For the technically inclined, these results were estimated using the Economic Projections of Illness and Cost (EPIC) model, developed by WHO and described in Annex 2 of the Technical Report of the Department of Health Systems Governance and Financing: Investing global, investing local: supporting value for money towards the health SDGs (6). The results are based on a modified Solow growth model, a model that estimates growth in economic output over time as a result of changes in capital accumulation, labour/population growth and technological progress. As an input to this, the direct impact of scaled-up malaria interventions on morbidity and mortality was estimated using a dynamic transmission model for malaria.

Regardless of the magnitude of economic impact, malaria is a global epidemic that has been lingering for centuries, impacting human health and development. In the past few decades, technological progress has yielded a diverse tool box to deal with the epidemic in an effective and cost-effective way, but progress towards elimination remains slow. Apart from the multi-faceted challenge of dealing with a vector-borne infectious disease, malaria is to some extent a disease of poverty, with transmission exacerbated by e.g. poor housing, living near open bodies of water, and by lack of access to effective healthcare. In their study of the impact of urbanisation on malaria transmission, Hay et al. conclude “the dual effects of behavioural changes and transmission reduction that are associated with urbanization make for profound decreases in morbidity and mortality from malaria in Africa” (7). As such, as long as vast segments of the world population are kept in poverty, malaria will continue its onward march.

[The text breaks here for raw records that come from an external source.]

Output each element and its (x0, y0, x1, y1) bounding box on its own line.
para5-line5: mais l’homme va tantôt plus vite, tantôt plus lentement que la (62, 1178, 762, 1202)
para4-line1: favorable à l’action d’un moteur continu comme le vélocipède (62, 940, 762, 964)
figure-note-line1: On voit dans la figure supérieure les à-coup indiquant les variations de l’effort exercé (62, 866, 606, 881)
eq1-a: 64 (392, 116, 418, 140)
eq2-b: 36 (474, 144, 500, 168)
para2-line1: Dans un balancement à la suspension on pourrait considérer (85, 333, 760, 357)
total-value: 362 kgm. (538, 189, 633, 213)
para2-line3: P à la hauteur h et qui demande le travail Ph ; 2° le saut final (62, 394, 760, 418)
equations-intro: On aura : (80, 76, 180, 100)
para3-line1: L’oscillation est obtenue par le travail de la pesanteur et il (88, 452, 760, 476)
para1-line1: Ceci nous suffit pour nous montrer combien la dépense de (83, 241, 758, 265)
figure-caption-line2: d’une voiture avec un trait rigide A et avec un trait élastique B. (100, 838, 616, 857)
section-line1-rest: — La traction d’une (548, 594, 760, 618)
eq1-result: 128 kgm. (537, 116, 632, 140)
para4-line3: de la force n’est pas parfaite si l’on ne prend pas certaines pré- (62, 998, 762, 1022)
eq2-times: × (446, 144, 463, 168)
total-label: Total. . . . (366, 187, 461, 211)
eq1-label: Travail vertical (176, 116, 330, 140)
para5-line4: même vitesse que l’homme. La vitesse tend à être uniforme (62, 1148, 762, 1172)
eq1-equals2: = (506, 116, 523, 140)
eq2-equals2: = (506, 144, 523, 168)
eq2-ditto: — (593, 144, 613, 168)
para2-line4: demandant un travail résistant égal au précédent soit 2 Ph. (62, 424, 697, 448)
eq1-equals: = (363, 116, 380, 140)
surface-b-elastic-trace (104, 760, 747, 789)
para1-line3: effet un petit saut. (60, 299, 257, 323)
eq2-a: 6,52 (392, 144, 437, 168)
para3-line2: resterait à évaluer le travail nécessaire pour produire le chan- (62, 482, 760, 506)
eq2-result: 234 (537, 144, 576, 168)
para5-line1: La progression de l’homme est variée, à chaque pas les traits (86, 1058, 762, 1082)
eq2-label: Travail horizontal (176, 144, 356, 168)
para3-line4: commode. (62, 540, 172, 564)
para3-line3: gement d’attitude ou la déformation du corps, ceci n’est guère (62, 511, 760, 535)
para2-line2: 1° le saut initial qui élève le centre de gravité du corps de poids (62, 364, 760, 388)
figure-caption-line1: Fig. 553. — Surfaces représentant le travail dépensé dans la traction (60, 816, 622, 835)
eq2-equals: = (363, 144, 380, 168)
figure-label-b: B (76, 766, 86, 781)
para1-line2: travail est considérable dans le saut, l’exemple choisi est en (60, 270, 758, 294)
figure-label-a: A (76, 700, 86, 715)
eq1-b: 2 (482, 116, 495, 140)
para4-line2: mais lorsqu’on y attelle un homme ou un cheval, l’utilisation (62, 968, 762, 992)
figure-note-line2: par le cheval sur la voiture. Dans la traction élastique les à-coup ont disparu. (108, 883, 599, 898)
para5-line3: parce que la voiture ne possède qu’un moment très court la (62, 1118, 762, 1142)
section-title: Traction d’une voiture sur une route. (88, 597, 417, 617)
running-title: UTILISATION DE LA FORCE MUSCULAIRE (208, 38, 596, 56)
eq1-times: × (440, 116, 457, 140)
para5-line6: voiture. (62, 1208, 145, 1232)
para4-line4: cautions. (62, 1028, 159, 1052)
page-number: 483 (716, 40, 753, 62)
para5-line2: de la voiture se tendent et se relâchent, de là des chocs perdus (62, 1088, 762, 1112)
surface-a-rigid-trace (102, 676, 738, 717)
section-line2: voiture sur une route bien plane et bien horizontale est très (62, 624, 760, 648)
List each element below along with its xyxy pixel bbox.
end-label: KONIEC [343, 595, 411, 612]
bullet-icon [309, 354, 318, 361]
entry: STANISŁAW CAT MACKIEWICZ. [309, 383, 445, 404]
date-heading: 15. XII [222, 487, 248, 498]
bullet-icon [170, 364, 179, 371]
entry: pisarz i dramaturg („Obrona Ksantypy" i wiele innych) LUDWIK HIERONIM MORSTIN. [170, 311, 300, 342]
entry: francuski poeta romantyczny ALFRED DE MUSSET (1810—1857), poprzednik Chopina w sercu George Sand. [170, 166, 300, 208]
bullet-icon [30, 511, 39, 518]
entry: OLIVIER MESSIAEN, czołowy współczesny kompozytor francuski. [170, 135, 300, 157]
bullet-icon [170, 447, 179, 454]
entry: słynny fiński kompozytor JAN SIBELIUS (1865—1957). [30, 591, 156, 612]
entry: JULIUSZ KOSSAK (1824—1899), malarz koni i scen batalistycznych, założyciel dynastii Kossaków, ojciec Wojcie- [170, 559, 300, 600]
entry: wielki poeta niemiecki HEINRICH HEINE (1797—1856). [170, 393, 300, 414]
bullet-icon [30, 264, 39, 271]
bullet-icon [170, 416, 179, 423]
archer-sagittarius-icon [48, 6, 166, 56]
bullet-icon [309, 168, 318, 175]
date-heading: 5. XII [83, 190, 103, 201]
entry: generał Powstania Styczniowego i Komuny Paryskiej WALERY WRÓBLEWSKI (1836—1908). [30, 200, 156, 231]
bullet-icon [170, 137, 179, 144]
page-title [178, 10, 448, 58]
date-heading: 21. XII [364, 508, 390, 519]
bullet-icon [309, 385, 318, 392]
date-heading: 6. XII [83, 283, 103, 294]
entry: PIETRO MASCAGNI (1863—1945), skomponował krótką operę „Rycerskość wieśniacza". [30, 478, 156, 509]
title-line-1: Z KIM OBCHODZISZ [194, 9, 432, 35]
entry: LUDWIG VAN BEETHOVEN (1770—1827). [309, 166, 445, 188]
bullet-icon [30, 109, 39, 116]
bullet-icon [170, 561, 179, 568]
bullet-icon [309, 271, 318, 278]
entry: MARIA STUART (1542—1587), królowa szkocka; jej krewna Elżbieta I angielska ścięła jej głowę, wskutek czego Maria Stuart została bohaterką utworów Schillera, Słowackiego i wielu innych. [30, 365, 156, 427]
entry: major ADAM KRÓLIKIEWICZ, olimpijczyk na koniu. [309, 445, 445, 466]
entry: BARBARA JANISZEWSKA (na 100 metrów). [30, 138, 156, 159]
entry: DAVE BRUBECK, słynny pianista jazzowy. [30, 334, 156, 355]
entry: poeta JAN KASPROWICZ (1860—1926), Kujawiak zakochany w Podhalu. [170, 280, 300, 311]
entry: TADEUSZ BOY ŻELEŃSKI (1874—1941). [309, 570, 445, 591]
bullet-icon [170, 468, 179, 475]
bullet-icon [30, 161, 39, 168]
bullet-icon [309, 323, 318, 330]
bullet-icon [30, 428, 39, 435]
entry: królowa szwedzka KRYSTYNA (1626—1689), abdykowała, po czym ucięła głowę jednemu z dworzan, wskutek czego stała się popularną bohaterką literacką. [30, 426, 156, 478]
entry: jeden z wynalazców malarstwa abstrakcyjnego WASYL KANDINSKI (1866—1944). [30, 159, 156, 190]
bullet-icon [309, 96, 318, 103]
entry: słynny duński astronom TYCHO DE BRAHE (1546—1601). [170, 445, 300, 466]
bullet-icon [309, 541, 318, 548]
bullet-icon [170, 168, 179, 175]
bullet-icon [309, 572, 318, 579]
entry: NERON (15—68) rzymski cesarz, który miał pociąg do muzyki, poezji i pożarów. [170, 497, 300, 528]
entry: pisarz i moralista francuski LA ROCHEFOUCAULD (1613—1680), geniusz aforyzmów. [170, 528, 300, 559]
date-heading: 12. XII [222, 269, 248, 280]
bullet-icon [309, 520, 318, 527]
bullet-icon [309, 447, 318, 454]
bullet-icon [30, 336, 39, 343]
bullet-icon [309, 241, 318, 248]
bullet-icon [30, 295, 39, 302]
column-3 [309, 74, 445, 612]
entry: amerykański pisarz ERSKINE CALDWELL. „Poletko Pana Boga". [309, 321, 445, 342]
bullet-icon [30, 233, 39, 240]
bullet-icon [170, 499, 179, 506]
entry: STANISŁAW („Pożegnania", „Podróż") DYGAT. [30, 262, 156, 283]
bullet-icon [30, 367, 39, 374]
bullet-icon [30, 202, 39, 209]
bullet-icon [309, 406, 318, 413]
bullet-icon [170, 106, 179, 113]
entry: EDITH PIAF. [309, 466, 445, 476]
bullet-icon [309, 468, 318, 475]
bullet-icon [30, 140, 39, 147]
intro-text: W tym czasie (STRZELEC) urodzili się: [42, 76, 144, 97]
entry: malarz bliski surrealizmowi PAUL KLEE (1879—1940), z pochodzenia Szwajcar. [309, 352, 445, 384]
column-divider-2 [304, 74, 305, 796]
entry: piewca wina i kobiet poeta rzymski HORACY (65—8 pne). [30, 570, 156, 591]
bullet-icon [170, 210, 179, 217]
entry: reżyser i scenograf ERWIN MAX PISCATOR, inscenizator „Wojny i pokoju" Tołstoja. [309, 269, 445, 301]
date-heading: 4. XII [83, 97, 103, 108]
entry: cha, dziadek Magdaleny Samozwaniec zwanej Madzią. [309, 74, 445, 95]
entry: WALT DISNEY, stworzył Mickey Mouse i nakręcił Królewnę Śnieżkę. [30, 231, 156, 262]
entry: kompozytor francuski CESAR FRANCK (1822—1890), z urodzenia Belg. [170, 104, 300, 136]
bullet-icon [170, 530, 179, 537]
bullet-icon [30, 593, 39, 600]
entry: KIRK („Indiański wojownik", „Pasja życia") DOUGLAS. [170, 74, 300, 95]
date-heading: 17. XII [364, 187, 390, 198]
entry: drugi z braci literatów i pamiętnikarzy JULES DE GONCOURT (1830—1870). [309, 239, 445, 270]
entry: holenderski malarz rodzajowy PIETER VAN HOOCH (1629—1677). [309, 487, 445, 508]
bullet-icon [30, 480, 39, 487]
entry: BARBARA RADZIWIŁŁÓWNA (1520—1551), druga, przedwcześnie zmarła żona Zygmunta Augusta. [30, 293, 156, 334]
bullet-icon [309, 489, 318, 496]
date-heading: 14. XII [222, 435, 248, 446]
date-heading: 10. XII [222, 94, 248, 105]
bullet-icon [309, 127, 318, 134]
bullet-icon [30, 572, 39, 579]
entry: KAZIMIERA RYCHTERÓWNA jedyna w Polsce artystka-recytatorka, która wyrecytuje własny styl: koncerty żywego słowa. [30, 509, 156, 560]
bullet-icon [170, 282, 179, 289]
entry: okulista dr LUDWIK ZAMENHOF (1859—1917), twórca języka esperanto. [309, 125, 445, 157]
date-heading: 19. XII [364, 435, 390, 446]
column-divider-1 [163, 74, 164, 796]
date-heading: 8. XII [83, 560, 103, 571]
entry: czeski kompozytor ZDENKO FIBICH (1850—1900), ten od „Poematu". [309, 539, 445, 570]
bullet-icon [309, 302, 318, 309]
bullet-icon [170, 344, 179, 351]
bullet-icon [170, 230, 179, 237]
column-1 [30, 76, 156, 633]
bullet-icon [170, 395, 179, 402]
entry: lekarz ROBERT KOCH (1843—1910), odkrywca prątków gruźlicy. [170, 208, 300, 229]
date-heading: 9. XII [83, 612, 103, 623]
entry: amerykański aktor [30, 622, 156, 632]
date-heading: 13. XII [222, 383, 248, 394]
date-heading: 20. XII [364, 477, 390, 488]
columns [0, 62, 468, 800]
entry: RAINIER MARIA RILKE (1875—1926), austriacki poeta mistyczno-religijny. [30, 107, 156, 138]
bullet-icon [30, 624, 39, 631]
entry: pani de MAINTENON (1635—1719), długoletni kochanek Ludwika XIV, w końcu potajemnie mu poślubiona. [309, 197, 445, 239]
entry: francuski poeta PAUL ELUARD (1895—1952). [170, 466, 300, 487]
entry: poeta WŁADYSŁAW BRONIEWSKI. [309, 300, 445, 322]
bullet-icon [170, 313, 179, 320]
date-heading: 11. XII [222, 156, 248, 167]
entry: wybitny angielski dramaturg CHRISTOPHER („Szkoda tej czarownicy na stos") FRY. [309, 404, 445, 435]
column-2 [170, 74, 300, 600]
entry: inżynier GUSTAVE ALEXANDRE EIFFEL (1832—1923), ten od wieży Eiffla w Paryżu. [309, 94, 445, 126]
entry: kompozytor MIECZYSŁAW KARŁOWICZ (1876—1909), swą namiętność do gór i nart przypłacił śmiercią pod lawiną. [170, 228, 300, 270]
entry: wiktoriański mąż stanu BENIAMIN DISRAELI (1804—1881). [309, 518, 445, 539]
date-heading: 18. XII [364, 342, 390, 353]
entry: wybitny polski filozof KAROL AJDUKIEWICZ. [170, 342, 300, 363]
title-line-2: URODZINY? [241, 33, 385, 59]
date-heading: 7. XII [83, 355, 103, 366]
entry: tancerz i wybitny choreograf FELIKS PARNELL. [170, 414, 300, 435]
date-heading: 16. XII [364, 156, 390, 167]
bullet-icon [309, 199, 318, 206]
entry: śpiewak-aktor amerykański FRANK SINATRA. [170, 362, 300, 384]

This World Malaria Day, in a year where a global pandemic has severely dented economic growth and ripped through societies with less prepared health systems, more than ever we recognise the bi-directional relationship between health and wealth. Increasing access to effective malaria interventions remains a moral imperative. But amidst financing and programming efforts, keeping one eye on broader economic development and fair distribution of wealth and resources should be a cornerstone in the elimination of infectious disease threats.

References:
Elimination of malaria in the United States (1947–1951): https://www.cdc.gov/malaria/about/history/elimination_us.html
The quest for a vaccine against malaria: https://www.nature.com/articles/d42859-020-00021-8
https://www.newscientist.com/article/2275573-malaria-vaccine-from-oxford-covid-19-team-is-most-effective-ever-made/
Sarma N, Patouillard E, Cibulskis RE, Arcand JL. The economic burden of malaria: revisiting the evidence. Am J Trop Med Hyg. 2019;101:1405–15. doi:10.4269/ajtmh.19–0386.
Malaria eradication: benefits, future scenarios & feasibility: https://www.who.int/publications/i/item/9789240003675
Investing global, investing local: supporting value for money towards the health SDGs: https://www.who.int/docs/default-source/investment-case/value-for-money.pdf
Hay, Simon I., et al. “Urbanization, malaria transmission and disease burden in Africa.” Nature Reviews Microbiology 3.1 (2005): 81–90.